For a while, Chaos Walking more or less delivers. Both the film’s aural and visual design are distinct, though the former requires a bit of patient immersion, as the cacophony of sounds — a mix of what is spoken out loud and what is thought out loud — are initially abrasive, even anxiety-inducing. The film is certainly concerned — in theory, anyway — with the social and interpersonal implications and consequences of this particular unreality, and so that unease may arguably be intentional, but it doesn’t make for particularly enjoyable viewing, even as it eventually becomes easy enough to settle into.
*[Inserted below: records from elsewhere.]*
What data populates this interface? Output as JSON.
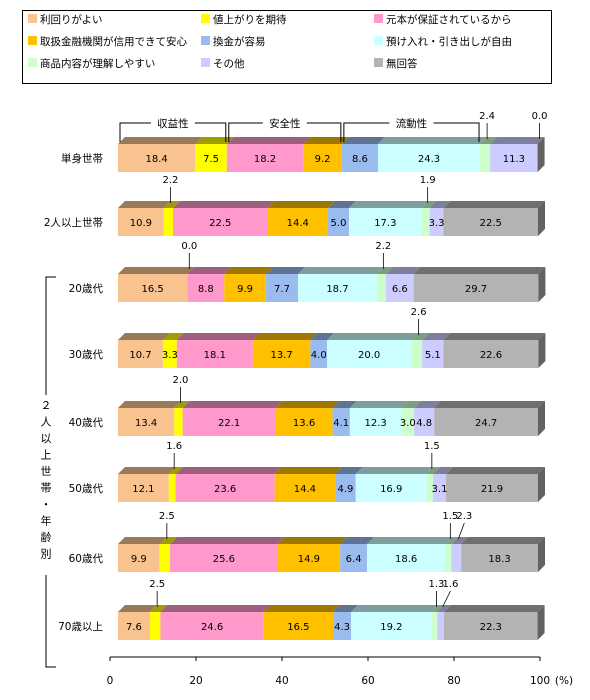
{
  "chart_data": {
    "type": "bar",
    "orientation": "horizontal",
    "stacked": true,
    "percent": true,
    "xlim": [
      0,
      100
    ],
    "x_ticks": [
      "0",
      "20",
      "40",
      "60",
      "80",
      "100"
    ],
    "x_unit": "(%)",
    "legend": {
      "placement": "top",
      "columns": 3,
      "items": [
        "利回りがよい",
        "値上がりを期待",
        "元本が保証されているから",
        "取扱金融機関が信用できて安心",
        "換金が容易",
        "預け入れ・引き出しが自由",
        "商品内容が理解しやすい",
        "その他",
        "無回答"
      ]
    },
    "colors": [
      "#F9C38F",
      "#FFFF00",
      "#FF99CC",
      "#FFC000",
      "#99BBEE",
      "#CCFFFF",
      "#CCFFCC",
      "#CCCCFF",
      "#B3B3B3"
    ],
    "groups": [
      {
        "label": "収益性",
        "series": [
          0,
          1
        ]
      },
      {
        "label": "安全性",
        "series": [
          2,
          3
        ]
      },
      {
        "label": "流動性",
        "series": [
          4,
          5
        ]
      }
    ],
    "side_label": "２人以上世帯・年齢別",
    "categories": [
      {
        "label": "単身世帯",
        "values": [
          18.4,
          7.5,
          18.2,
          9.2,
          8.6,
          24.3,
          2.4,
          11.3,
          0.0
        ],
        "labels": [
          "18.4",
          "7.5",
          "18.2",
          "9.2",
          "8.6",
          "24.3",
          "2.4",
          "11.3",
          "0.0"
        ]
      },
      {
        "label": "2人以上世帯",
        "values": [
          10.9,
          2.2,
          22.5,
          14.4,
          5.0,
          17.3,
          1.9,
          3.3,
          22.5
        ],
        "labels": [
          "10.9",
          "2.2",
          "22.5",
          "14.4",
          "5.0",
          "17.3",
          "1.9",
          "3.3",
          "22.5"
        ]
      },
      {
        "label": "20歳代",
        "values": [
          16.5,
          0.0,
          8.8,
          9.9,
          7.7,
          18.7,
          2.2,
          6.6,
          29.7
        ],
        "labels": [
          "16.5",
          "0.0",
          "8.8",
          "9.9",
          "7.7",
          "18.7",
          "2.2",
          "6.6",
          "29.7"
        ]
      },
      {
        "label": "30歳代",
        "values": [
          10.7,
          3.3,
          18.1,
          13.7,
          4.0,
          20.0,
          2.6,
          5.1,
          22.6
        ],
        "labels": [
          "10.7",
          "3.3",
          "18.1",
          "13.7",
          "4.0",
          "20.0",
          "2.6",
          "5.1",
          "22.6"
        ]
      },
      {
        "label": "40歳代",
        "values": [
          13.4,
          2.0,
          22.1,
          13.6,
          4.1,
          12.3,
          3.0,
          4.8,
          24.7
        ],
        "labels": [
          "13.4",
          "2.0",
          "22.1",
          "13.6",
          "4.1",
          "12.3",
          "3.0",
          "4.8",
          "24.7"
        ]
      },
      {
        "label": "50歳代",
        "values": [
          12.1,
          1.6,
          23.6,
          14.4,
          4.9,
          16.9,
          1.5,
          3.1,
          21.9
        ],
        "labels": [
          "12.1",
          "1.6",
          "23.6",
          "14.4",
          "4.9",
          "16.9",
          "1.5",
          "3.1",
          "21.9"
        ]
      },
      {
        "label": "60歳代",
        "values": [
          9.9,
          2.5,
          25.6,
          14.9,
          6.4,
          18.6,
          1.5,
          2.3,
          18.3
        ],
        "labels": [
          "9.9",
          "2.5",
          "25.6",
          "14.9",
          "6.4",
          "18.6",
          "1.5",
          "2.3",
          "18.3"
        ]
      },
      {
        "label": "70歳以上",
        "values": [
          7.6,
          2.5,
          24.6,
          16.5,
          4.3,
          19.2,
          1.3,
          1.6,
          22.3
        ],
        "labels": [
          "7.6",
          "2.5",
          "24.6",
          "16.5",
          "4.3",
          "19.2",
          "1.3",
          "1.6",
          "22.3"
        ]
      }
    ]
  }
}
The film’s visuals are more immediately appealing, and the filmmakers’ decision to re-conceptualize what Noise looks like is both surprising and effective (in the book, it is merely a swirl of emitted words and some images). There’s a fluidity to its presentation on screen, sometimes manifesting as wispy tendrils of watercolor flitting away from one’s head, other times as shimmering, holographic overlays of thoughts and memories, and still other times like the fuzzed rainbow static of a television monitor dissipating into the air. The details morph with mood and differ from person to person: sometimes the Noise is made of soft pastels and other times it’s all hot neons; one individual’s might look like smoke lazily permeating their space, another’s might appear as a constantly cracking whip. It’s not always flawlessly-executed, but it adds a welcome, fantastical abstraction to the film’s visual design.

The film’s greatest problem, however, is that it refuses to substantively engage with its own ideas, sabotaging what intellectual weight the source material possesses. The ills of colonialism? Check, but in passing word only, as the native Spackle population are only briefly glimpsed (we’re talking a roughly two-minute scene followed by a subsequent minute of thuddingly obvious “they’re not the aliens, we are” commentary). The marriage of religion and toxic patriarchy? Check. This element actually provides the film’s most cutting moments, its neo-western setting bearing something of Blood Meridian when at its best; here are images of brutal men inflicting brutality in their unstoppable march forward. But then, Chaos Walking feels the need to veer into archness, and so it dresses its baddie (Mads Mikkelsen) in a wooly bear-fur pelt, while the film’s devilish preacher figure (David Oyelowo) comes in the shape of a Pentecostal fanatic; his Noise burns in shades of furious violet and scarlet, he spews brimstone-laden judgments, and he wears some kind of tight, sleek jacket that would look more at home on a man riding a Kawasaki than a horse. Meanwhile, the male martyr character (Demián Bichir) looks like a costume-less Where’s Waldo, a real slouch-shouldered sad-sack in some goggle-eyed glasses, just in case its critique of macho masculinity and empty fervor weren’t obvious enough. There’s both thematic and narrative rationale for Viola’s lack of Noise, after all, and so the film gets to indulge in a bit of hollow gender commentary. For all that silliness, there’s enough of a thrust to make it a legitimate bummer when the climax — sorry, “climax” — proves to be laughably inconsequential, a perfect example of going out with a whimper. But perhaps most troublesome of all, given the film’s central conceit, is its thematic execution of Noise. There’s a proper study to be done on a society where minds possess no privacy and its destabilizing effects, but in relegating thoughts here almost exclusively to expressions of sex, violence, and bland notions of courage, characters are robbed all of subtext. There’s no interiority to interrogate, no complicating mysteries to intuit. There’s legitimate visual finesse to appreciate in the film, and so its labors are met with welcome ease, but in Chaos Walking, what you hear is what you get, and, frankly, it’s not enough.